At Nike’s press event on Tuesday, the company introduced a new version of the Fuelband, claimed that making more friends on its social network will probably make you live longer, called itself the Twitter of fitness, and had Foursquare’s Dennis Crowley get up and declare that Nike’s data-tracking ways were one of the original inspirations for his company.
All the while representatives for Nike insisted, sometimes without prompting, that Nike is not a technology company. It seems like a strange thing to harp on when everyone from multinational banks to kids running lemonade stands wants to claim some sort of Silicon Valley pedigree. But whatever, the company’s new wrist-based computers look pretty cool.

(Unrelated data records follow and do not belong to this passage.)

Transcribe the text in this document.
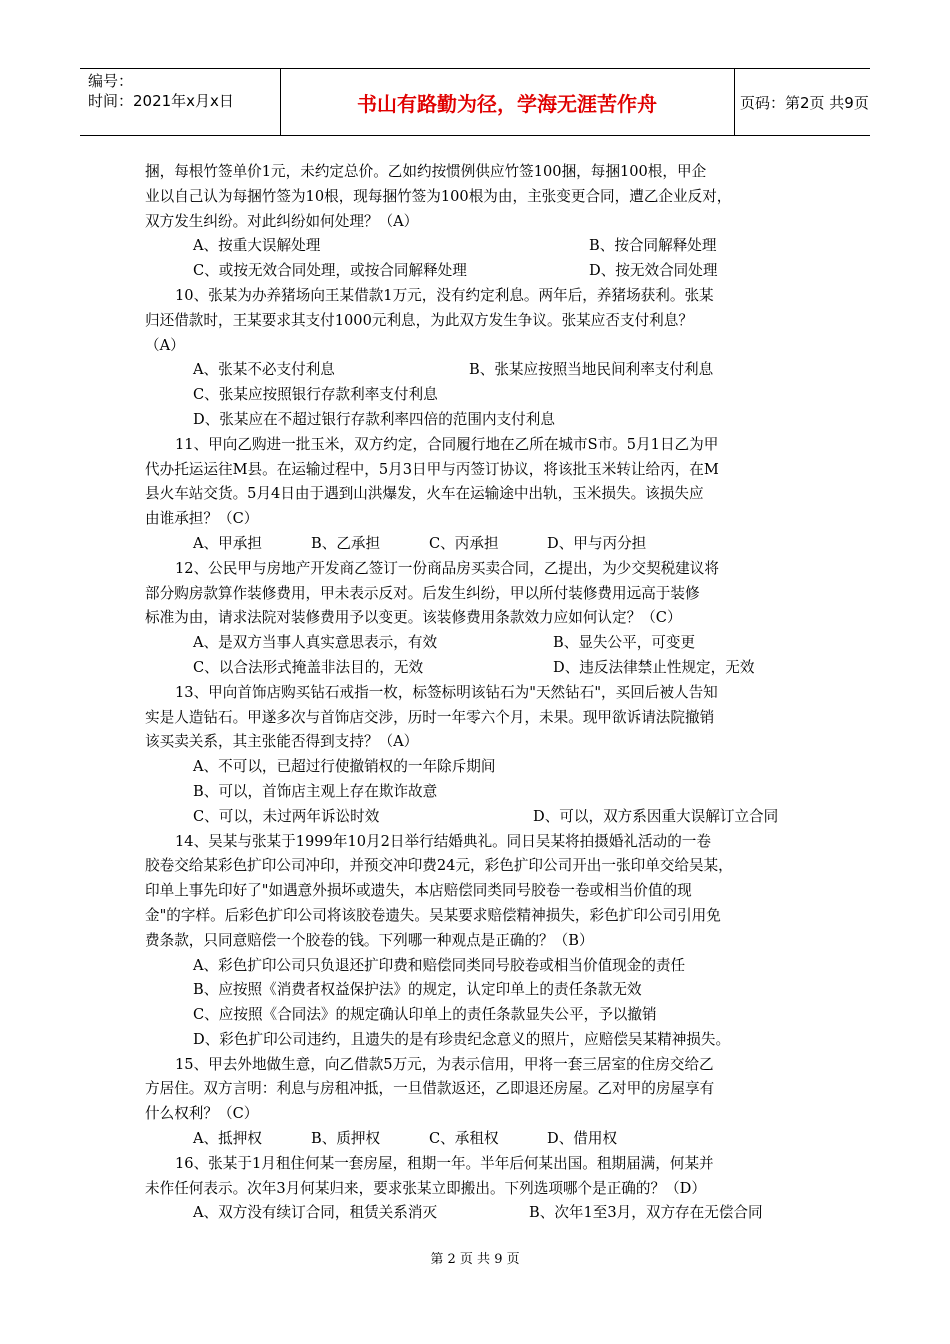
编号：
时间：2021年x月x日	书山有路勤为径，学海无涯苦作舟	页码：第2页 共9页
捆，每根竹签单价1元，未约定总价。乙如约按惯例供应竹签100捆，每捆100根，甲企
业以自己认为每捆竹签为10根，现每捆竹签为100根为由，主张变更合同，遭乙企业反对，
双方发生纠纷。对此纠纷如何处理？（A）
A、按重大误解处理	B、按合同解释处理
C、或按无效合同处理，或按合同解释处理	D、按无效合同处理
10、张某为办养猪场向王某借款1万元，没有约定利息。两年后，养猪场获利。张某
归还借款时，王某要求其支付1000元利息，为此双方发生争议。张某应否支付利息？
（A）
A、张某不必支付利息	B、张某应按照当地民间利率支付利息
C、张某应按照银行存款利率支付利息
D、张某应在不超过银行存款利率四倍的范围内支付利息
11、甲向乙购进一批玉米，双方约定，合同履行地在乙所在城市S市。5月1日乙为甲
代办托运运往M县。在运输过程中，5月3日甲与丙签订协议，将该批玉米转让给丙，在M
县火车站交货。5月4日由于遇到山洪爆发，火车在运输途中出轨，玉米损失。该损失应
由谁承担？（C）
A、甲承担	B、乙承担	C、丙承担	D、甲与丙分担
12、公民甲与房地产开发商乙签订一份商品房买卖合同，乙提出，为少交契税建议将
部分购房款算作装修费用，甲未表示反对。后发生纠纷，甲以所付装修费用远高于装修
标准为由，请求法院对装修费用予以变更。该装修费用条款效力应如何认定？（C）
A、是双方当事人真实意思表示，有效	B、显失公平，可变更
C、以合法形式掩盖非法目的，无效	D、违反法律禁止性规定，无效
13、甲向首饰店购买钻石戒指一枚，标签标明该钻石为"天然钻石"，买回后被人告知
实是人造钻石。甲遂多次与首饰店交涉，历时一年零六个月，未果。现甲欲诉请法院撤销
该买卖关系，其主张能否得到支持？（A）
A、不可以，已超过行使撤销权的一年除斥期间
B、可以，首饰店主观上存在欺诈故意
C、可以，未过两年诉讼时效	D、可以，双方系因重大误解订立合同
14、吴某与张某于1999年10月2日举行结婚典礼。同日吴某将拍摄婚礼活动的一卷
胶卷交给某彩色扩印公司冲印，并预交冲印费24元，彩色扩印公司开出一张印单交给吴某，
印单上事先印好了"如遇意外损坏或遗失，本店赔偿同类同号胶卷一卷或相当价值的现
金"的字样。后彩色扩印公司将该胶卷遗失。吴某要求赔偿精神损失，彩色扩印公司引用免
费条款，只同意赔偿一个胶卷的钱。下列哪一种观点是正确的？（B）
A、彩色扩印公司只负退还扩印费和赔偿同类同号胶卷或相当价值现金的责任
B、应按照《消费者权益保护法》的规定，认定印单上的责任条款无效
C、应按照《合同法》的规定确认印单上的责任条款显失公平，予以撤销
D、彩色扩印公司违约，且遗失的是有珍贵纪念意义的照片，应赔偿吴某精神损失。
15、甲去外地做生意，向乙借款5万元，为表示信用，甲将一套三居室的住房交给乙
方居住。双方言明：利息与房租冲抵，一旦借款返还，乙即退还房屋。乙对甲的房屋享有
什么权利？（C）
A、抵押权	B、质押权	C、承租权	D、借用权
16、张某于1月租住何某一套房屋，租期一年。半年后何某出国。租期届满，何某并
未作任何表示。次年3月何某归来，要求张某立即搬出。下列选项哪个是正确的？（D）
A、双方没有续订合同，租赁关系消灭	B、次年1至3月，双方存在无偿合同
第 2 页 共 9 页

The Fuelband SE makes some incremental changes to keep up with competing devices from FitBit and Jawbone. It will remind users to get up and walk around periodically, allow them to measure specific workouts, and give them ways to measure activity when they do exercises like yoga or bicycling, which the wristband had trouble with before. As FitBit trackers have been able to do, the new Fuelband measures sleep. Nike’s device will be available on November 6 for $150; the company will continue to sell the older model at a lower price.
Stefan Olander, Nike’s vice president for digital sport, also stressed the importance of Fuel, the mysterious and proprietary statistic for keeping track of your activity level. The company won’t divulge how the metric is even calculated, although this much is clear: unlike actual fuel, Fuel increases the more you exercise. Nike+ users set goals based in Fuel, which Olander describes as a “true universal metric that measures and motivates.”
Increasingly, Nike wants other fitness technology products to do the same. Earlier this year, the company ran a program that provided funding and assistance to small companies that were building applications that integrate into Nike+. On Tuesday Olander said Nike is going to look to establish another round of partnerships, this time with more established companies.
The more people measure their activity with Fuel, the more locked in they’ll be to the Nike+ ecosystem—and the harder it will be to switch to other wearable computing devices. There’s no way to get credit for all those Fuel points you’ve accrued when you suddenly decide you like the looks of FitBit’s new wristband. It also keeps people coming back to Nike’s own website and apps.
The biggest prize for Nike may have come last week, when Apple said that its new iPhone would have sensors allowing people to use their phones to keep track of their Fuel points. Apple’s oft-predicted, never-confirmed smart watch would presumably be a major threat to the Fuelband, but the two companies seem pretty cozy right now. Nike said Tuesday it still has no plans to make a Nike+ app for Android, and Olander indicated that there are too many devices on the Android operating system to offer a consistent user experience. (He didn’t mention anything about Apple CEO Tim Cook’s presence on Nike’s board.)
There is one way in which Nike’s flirtation with the digital world absolutely does not resemble self-identifying technology companies: The shoe giant says it’s not going to try to leverage the information it has about your workout routine to help advertisers show you targeted ads. “The model Nike is not around monetizing data,” says Olander.
Other than that, Nike’s opposition to being described as a technology company seems mainly to be based in not being compared to mediocre ones. “When people think about technology companies they think about gadgets and gizmos,” said Olander. But Nike is building cool-looking devices that closely connect to its own software. It’s all based on serving one particular kind of customer: the athlete.
Of course, this sounds a lot like what many tech companies are trying to to do nowadays. The appeal of the combination of distinctive hardware and branded software was the reason Microsoft bought Nokia, and why Amazon is widely expected to make a smartphone. It’s how Apple shot its way to the top of the mobile world.
So Nike doesn’t want to be called a tech company, but would it acknowledge that the plan it lays out sounds a lot like an athletic version of Apple? Olander doesn’t object to the comparison.